Es stellt Pferd und Mensch zusammen in den Mittelpunkt der Betrachtung, da beide sich permanent gegenseitig beeinflussen. Im Unterricht geht es darum wirklich zu erklären und nicht nur Anweisungen zu rufen. Die (Reit-)SchülerInnen sollen verstehen was sie tun, damit sie es selbst anwenden können. Und im Bezug auf das Pferd gilt immer Kommunikation statt Manipulation als wichtigster Leitsatz.
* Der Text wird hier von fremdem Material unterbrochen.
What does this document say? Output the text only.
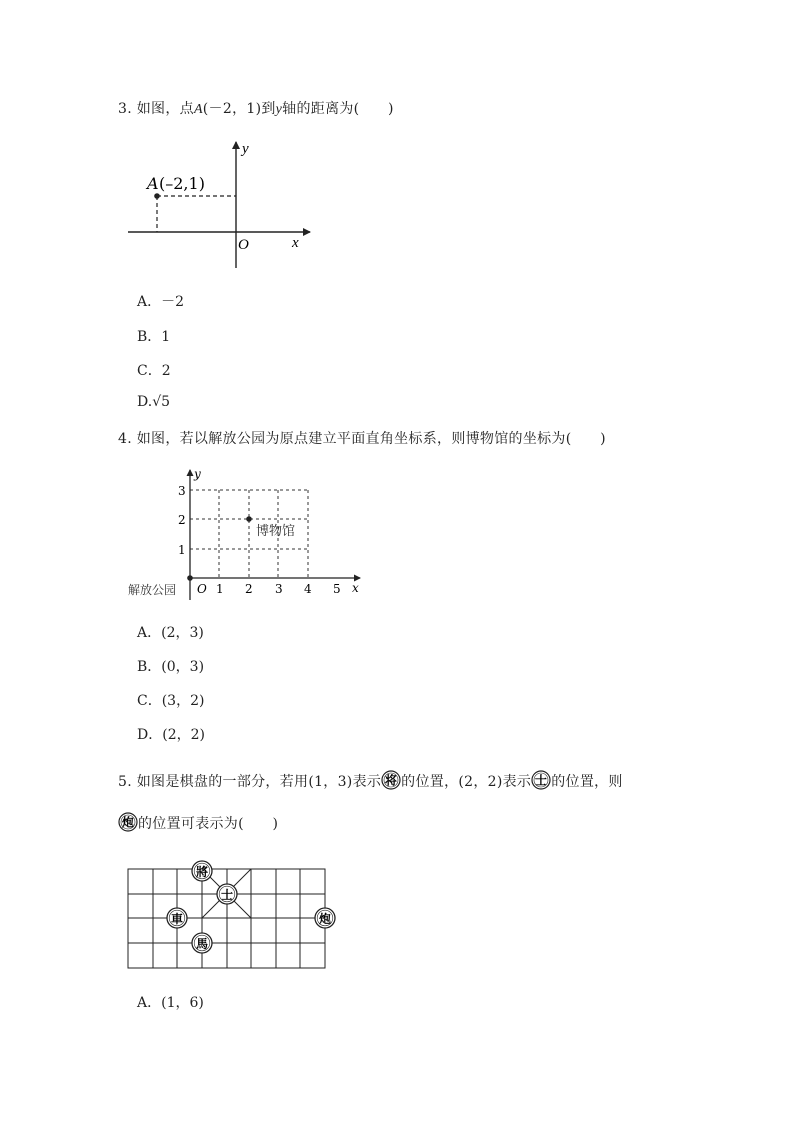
3. 如图，点A(－2，1)到y轴的距离为(　　)
y
x
O
A (–2,1)
A．－2
B．1
C．2
D.√5
4. 如图，若以解放公园为原点建立平面直角坐标系，则博物馆的坐标为(　　)
y
x
O
解放公园
博物馆
1 2 3 4 5
1
2
3
A．(2，3)
B．(0，3)
C．(3，2)
D．(2，2)
5. 如图是棋盘的一部分，若用(1，3)表示 将 的位置，(2，2)表示 士 的位置，则
炮 的位置可表示为(　　)
將
士
車
馬
炮
A．(1，6)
Auch das Pferd muss verstehen, was es tun soll, damit es die gewünschten Dinge physiologisch umsetzen und gesund bleiben kann.
Nach Sabines Tod im Jahr 2023 haben Tanja Schneider und ich (Andrea Büttner) die Markenrechte übernommen und führen die Schule für Physio-Riding® Coaches mit aufgefrischten Lernunterlagen weiter.
Gelassenheit steht vor dem körperlichen Training
Im Physio-Riding® gibt es eine eigene Ausbildungsskala, die Mensch und Pferd zusammenführt und als Einheit betrachtet. (Zur Ausbildungsskala wird es noch einen eigenen Blogartikel geben.) An erster Stelle steht dabei die Gelassenheit von Pferd und Mensch. Laut Duden bedeutet gelassen so viel wie “das seelische Gleichgewicht bewahrend; beherrscht, ruhig, gefasst”.
Natürlich braucht es nicht das unerschrockenste Pferd der Welt für gesund erhaltendes Training. Aber ein gewisses Maß ist wichtig. Denn die mentale und die körperliche Ebene lassen sich nicht voneinander trennen. Sie wirken immer zusammen. So hat ein unentspanntes, gestresstes oder ängstliches Pferd einen angespannten Körper. Dadurch wird die physiologische Muskelfunktion negativ beeinträchtigt. Es kommt zu Verspannungen, Ausweichbewegungen, Überlastungen und in Folge dessen zu Verschleiß und Schäden am Bewegungsapparat.
Und für die Kritiker: Das bedeutet nicht, dass sich das Pferd nicht bewegen darf, bis es gelassen ist. Es bedeutet, dass der Fokus auf die Gelassenheit gelegt wird. Und das Kraft-/Ausdauertraining so gestaltet wird, dass es physiologisch ist. Und bei einem Pferd z.B. mit einem großen Stressthema kann es bedeuten, dass das Reiten erstmal pausiert wird. (Bei einem sehr stressigen Pferd meist auch besser für die langfristige Gesundheit des Menschen, dem Stürze nicht so gut tun…)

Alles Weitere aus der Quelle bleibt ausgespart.